These attacks don't just hurt the person they're directed at even if you decide that's acceptable. They hurt their entire family, the people who care about them, and those who know threatening to kill people is never justified.
I have been so disappointed to see those on my side of the aisle show zero humanity toward those who disagree with them.
I have not minced words on my support for a ceasefire in Gaza, or my feelings toward the IDF. On any given day, I’m labeled either a Zionist or Hamas lover for speaking simple truths about the conflict because the division over this issue is ruthless and there’s no room for nuance or even the neutrality of truth.

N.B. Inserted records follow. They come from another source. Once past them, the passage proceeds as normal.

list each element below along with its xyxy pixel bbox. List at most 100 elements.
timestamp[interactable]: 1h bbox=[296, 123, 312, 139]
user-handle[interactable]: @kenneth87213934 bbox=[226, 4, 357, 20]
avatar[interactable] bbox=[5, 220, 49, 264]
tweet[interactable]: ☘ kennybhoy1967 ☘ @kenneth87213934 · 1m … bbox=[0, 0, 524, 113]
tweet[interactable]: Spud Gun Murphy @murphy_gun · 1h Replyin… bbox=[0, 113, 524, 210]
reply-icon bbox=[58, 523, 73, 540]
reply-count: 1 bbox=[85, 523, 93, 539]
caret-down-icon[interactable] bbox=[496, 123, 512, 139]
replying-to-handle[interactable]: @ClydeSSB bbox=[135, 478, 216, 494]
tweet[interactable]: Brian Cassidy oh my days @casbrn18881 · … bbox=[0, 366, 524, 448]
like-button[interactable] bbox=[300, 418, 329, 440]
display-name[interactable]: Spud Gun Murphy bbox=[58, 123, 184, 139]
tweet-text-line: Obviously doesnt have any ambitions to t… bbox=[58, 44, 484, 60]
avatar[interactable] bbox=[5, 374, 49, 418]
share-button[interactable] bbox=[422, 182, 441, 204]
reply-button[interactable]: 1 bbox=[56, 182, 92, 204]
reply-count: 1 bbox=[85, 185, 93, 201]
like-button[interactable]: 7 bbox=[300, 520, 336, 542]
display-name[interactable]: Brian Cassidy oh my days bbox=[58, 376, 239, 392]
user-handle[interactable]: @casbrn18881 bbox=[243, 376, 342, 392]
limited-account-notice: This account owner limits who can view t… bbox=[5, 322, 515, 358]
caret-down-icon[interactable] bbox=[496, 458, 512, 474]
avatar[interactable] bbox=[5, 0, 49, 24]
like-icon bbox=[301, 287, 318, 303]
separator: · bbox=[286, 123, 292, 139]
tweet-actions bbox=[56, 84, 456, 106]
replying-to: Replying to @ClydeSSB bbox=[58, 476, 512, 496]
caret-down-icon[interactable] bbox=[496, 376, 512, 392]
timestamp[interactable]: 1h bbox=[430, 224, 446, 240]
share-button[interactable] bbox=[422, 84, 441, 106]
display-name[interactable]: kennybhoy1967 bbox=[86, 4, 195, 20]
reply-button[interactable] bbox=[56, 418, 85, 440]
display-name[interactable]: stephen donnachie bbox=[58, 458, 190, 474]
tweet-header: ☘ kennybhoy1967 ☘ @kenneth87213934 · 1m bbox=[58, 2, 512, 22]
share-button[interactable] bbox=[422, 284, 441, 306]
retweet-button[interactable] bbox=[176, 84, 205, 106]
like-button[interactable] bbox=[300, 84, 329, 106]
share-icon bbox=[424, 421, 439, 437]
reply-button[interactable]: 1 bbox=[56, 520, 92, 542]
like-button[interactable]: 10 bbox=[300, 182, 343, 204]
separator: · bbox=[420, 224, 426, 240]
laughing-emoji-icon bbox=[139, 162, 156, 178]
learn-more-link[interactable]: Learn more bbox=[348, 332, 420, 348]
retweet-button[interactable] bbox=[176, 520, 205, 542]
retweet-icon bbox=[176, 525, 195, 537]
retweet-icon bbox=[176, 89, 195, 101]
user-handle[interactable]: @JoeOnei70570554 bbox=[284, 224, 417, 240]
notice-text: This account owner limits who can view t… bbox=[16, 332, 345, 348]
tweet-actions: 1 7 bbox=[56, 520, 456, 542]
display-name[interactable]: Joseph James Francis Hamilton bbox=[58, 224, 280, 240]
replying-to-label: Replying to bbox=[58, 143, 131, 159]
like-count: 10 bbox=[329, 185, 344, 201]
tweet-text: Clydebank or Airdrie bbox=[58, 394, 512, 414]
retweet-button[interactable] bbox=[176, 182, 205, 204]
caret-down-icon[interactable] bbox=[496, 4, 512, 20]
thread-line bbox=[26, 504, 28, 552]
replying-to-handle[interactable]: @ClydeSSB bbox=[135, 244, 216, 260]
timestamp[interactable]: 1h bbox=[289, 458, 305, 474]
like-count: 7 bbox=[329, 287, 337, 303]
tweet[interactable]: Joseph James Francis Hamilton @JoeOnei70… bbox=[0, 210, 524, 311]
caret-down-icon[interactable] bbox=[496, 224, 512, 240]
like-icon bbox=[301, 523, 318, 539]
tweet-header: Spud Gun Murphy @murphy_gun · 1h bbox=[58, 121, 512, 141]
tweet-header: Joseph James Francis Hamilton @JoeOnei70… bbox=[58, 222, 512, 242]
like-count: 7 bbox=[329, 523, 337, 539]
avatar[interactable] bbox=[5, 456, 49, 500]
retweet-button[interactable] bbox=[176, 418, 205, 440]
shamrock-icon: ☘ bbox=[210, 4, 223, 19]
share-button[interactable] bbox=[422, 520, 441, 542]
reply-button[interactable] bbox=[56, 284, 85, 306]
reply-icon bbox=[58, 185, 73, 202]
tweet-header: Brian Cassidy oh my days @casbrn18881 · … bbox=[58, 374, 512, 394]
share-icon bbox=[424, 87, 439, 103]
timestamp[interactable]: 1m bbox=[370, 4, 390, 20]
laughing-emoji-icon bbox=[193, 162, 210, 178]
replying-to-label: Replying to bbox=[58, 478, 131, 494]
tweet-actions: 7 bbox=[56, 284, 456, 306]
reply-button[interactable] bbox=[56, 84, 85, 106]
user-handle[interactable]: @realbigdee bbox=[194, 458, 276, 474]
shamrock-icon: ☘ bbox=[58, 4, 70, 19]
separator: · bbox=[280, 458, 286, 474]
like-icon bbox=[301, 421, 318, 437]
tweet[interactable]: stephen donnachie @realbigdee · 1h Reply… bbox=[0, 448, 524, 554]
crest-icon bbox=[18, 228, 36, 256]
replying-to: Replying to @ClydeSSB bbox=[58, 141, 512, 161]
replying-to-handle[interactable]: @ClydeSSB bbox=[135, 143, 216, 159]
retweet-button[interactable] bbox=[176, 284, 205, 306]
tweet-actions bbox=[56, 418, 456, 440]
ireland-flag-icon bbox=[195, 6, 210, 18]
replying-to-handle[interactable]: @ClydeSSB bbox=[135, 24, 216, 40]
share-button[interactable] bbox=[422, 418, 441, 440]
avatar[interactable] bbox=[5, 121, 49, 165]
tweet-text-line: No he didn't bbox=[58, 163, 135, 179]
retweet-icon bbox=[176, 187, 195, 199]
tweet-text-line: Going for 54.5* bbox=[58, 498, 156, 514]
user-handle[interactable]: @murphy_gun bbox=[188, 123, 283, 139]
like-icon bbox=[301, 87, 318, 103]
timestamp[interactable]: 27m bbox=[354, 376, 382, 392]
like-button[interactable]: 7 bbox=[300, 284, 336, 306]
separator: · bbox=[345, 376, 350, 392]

I mistakenly believed my allies on this issue were fighting for humanity.
The last 24 hours have shown me that, for many, this is no more than an extension of tribalism, rooted in part with racism, antisemitism, and a mob mentality unconcerned with the consequences of their behavior.
I have been embarrassed by pro-Palestinian comments and the vile things they’ve said in response to my request online for people to stop threatening to kill my friend. I do not want to be associated with a movement that condones threatening to kill children because they’re Jewish, or because their mother said something controversial.
If anyone knows what it’s like to see her children suffer because of political positions they’ve taken as their mother in Florida, it’s me.
I have not and will not defend what my friend said, though I do believe she was referring to Hamas and not the innocent people being slaughtered in Gaza. I believe she has fallen into the trap of being reactionary, not seeing the difference between Gazans and Hamas, as so many have done this past month. I believe she needs to show better judgement, and that she needs to listen to those she has harmed with her words. And I’ve told her all this and more.
Michelle and I do not agree on this issue. We likely will never agree on this issue. Her experiences in life have been vastly different than my own – she served overseas in the Middle East and her husband and children are Jewish. I can’t imagine that does not color one’s perspective. And certainly, I don’t believe there are any good “excuses” for a person not to support a ceasefire. But we’re not talking about excuses – we’re talking about nuance, experience, empathy.
I do not accept that we only have empathy for those who already agree with us. If we are unable to see the humanity in the “other side,” we lose the humanity in ourselves.